Even taking into account the gloomy economic outlook, these companies project growth into next year that will increase revenue and require more employees.
That's good news for job seekers, but it benefits investors as well, since they will have the opportunity to profit from the higher share prices that come as a result.
So here are the sectors the most hiring right now, as well as seven companies that could parlay employment opportunities into higher profits.
Real Job Growth vs. Temp Hires
Some of the biggest hiring increases are coming from the U.S. auto industry.
Ford Motor Co. (NYSE: F) recently announced plans to hire as many as 7,000 new workers by the end of 2012. Many of the new positions will help develop new battery-powered cars, but they also reflect the company's improved earnings. After losing $30.1 billion in the period from 2006 through 2008 and borrowing $23.4 billion to survive, Ford earned $9.28 billion over the past two years.
Ford's improvement spilled into the rest of the auto sector, with both General Motors Co. (NYSE: GM) and Chrysler Group LLC (which is now partnered with Italy's Fiat SpA) ramping up hiring over the past year.
Healthcare, medical, and drug companies also have picked up hiring in a trend that is expected to continue into 2012. According to human resources publication Benefits Pro, healthcare jobs now account for 10.8% of the total U.S. workforce, including 30,000 new positions created in August when overall U.S. job growth was flat.
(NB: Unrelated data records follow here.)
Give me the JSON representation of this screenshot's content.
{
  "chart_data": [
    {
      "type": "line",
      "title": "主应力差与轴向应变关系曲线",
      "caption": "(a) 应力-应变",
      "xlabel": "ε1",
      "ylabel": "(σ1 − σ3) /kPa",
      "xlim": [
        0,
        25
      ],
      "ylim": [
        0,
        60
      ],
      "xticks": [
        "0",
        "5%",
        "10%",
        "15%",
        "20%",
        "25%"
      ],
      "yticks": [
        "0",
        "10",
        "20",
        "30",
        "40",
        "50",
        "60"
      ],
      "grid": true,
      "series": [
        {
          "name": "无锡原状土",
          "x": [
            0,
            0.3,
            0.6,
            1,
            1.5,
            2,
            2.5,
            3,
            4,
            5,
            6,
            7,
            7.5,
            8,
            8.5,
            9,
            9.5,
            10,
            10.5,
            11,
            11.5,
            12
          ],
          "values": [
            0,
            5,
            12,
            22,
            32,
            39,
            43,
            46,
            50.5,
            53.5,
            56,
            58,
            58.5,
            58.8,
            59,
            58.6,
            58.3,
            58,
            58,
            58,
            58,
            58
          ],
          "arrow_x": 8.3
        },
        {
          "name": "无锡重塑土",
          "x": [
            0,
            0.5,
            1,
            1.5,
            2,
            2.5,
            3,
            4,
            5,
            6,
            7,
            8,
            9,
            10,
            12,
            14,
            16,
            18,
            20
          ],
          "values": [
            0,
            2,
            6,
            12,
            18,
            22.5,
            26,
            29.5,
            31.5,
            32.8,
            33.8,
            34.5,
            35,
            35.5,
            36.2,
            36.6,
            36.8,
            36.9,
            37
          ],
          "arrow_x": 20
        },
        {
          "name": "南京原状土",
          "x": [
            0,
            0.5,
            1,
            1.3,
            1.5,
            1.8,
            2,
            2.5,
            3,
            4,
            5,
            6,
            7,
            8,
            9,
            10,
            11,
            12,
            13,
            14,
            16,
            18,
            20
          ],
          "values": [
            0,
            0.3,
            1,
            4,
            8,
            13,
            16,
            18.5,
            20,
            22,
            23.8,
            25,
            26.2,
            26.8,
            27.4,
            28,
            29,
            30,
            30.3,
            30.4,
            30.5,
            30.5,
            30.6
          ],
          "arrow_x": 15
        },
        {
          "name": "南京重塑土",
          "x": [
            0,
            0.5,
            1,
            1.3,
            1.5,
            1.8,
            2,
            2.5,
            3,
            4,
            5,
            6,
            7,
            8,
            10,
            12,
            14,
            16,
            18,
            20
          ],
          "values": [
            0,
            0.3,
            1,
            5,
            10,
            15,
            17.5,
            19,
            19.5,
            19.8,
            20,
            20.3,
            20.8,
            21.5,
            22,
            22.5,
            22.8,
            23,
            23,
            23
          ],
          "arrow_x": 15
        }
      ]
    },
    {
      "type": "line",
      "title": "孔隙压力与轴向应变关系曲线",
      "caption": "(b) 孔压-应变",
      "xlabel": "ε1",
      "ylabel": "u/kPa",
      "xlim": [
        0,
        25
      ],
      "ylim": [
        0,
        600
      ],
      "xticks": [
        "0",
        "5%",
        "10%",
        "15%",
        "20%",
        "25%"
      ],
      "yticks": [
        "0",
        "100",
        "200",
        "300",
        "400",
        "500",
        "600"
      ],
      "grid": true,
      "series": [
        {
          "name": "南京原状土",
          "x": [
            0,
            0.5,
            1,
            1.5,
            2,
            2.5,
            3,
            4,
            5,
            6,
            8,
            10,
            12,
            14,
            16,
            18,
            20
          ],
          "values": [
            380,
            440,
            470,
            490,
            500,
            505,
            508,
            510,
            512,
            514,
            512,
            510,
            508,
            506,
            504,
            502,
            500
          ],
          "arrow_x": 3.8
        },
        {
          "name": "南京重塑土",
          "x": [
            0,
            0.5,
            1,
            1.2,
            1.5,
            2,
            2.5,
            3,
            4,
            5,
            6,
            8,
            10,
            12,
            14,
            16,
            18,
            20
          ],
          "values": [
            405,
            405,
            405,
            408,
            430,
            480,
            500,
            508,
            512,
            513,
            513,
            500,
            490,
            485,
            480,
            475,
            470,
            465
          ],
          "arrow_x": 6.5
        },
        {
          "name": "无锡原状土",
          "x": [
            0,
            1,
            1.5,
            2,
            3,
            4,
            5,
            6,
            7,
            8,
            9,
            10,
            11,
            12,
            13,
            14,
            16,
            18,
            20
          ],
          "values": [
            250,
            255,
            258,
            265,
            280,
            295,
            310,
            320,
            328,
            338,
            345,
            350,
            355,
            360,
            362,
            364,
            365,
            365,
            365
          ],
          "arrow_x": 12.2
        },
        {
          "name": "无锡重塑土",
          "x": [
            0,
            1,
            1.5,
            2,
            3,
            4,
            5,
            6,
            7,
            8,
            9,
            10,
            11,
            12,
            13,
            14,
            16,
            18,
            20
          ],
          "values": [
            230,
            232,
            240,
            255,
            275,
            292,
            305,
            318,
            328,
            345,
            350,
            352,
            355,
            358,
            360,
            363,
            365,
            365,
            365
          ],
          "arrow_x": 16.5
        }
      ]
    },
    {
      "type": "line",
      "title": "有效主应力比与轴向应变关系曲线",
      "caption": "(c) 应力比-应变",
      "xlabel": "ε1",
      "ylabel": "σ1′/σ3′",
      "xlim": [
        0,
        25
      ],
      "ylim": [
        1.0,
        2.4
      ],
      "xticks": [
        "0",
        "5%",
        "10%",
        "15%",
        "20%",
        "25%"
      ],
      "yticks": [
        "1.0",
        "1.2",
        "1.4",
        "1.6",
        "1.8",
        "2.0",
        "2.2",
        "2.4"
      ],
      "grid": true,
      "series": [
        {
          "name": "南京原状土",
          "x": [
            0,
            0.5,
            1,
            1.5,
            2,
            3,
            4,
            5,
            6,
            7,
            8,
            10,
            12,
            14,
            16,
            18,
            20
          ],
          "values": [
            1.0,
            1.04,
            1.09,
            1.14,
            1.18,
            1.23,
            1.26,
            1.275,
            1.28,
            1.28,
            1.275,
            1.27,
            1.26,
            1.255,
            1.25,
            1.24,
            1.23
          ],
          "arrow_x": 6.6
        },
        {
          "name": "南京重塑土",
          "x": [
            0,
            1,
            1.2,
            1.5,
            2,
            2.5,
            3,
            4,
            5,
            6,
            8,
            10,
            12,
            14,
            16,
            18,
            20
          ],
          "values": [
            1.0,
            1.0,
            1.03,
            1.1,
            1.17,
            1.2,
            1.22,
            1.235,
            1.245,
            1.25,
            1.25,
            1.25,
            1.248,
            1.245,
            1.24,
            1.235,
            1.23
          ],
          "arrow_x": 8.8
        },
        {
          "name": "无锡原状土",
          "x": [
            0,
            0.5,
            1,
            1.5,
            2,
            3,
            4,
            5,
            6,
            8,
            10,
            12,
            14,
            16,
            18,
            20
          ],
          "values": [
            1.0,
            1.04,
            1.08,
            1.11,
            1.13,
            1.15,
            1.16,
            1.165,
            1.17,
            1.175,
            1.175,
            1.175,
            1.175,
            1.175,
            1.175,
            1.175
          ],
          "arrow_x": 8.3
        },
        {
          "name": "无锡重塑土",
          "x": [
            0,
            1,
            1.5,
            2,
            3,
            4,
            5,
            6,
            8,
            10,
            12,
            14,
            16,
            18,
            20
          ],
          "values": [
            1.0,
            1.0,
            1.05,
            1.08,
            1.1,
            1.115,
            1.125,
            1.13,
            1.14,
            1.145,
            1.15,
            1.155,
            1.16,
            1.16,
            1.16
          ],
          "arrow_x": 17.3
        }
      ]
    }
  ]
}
Healthcare stocks have responded to the sector's growth. MSN Money on Oct. 4 posted the top performing stocks so far this year, which included five companies in the medical/healthcare sector boasting gains of 30% or more.
Still, you must be aware of potential traps when searching for the job-adding sectors. Some companies are only hiring seasonal or temporary workers, and their short-term payroll increases won't translate into stock-price gains.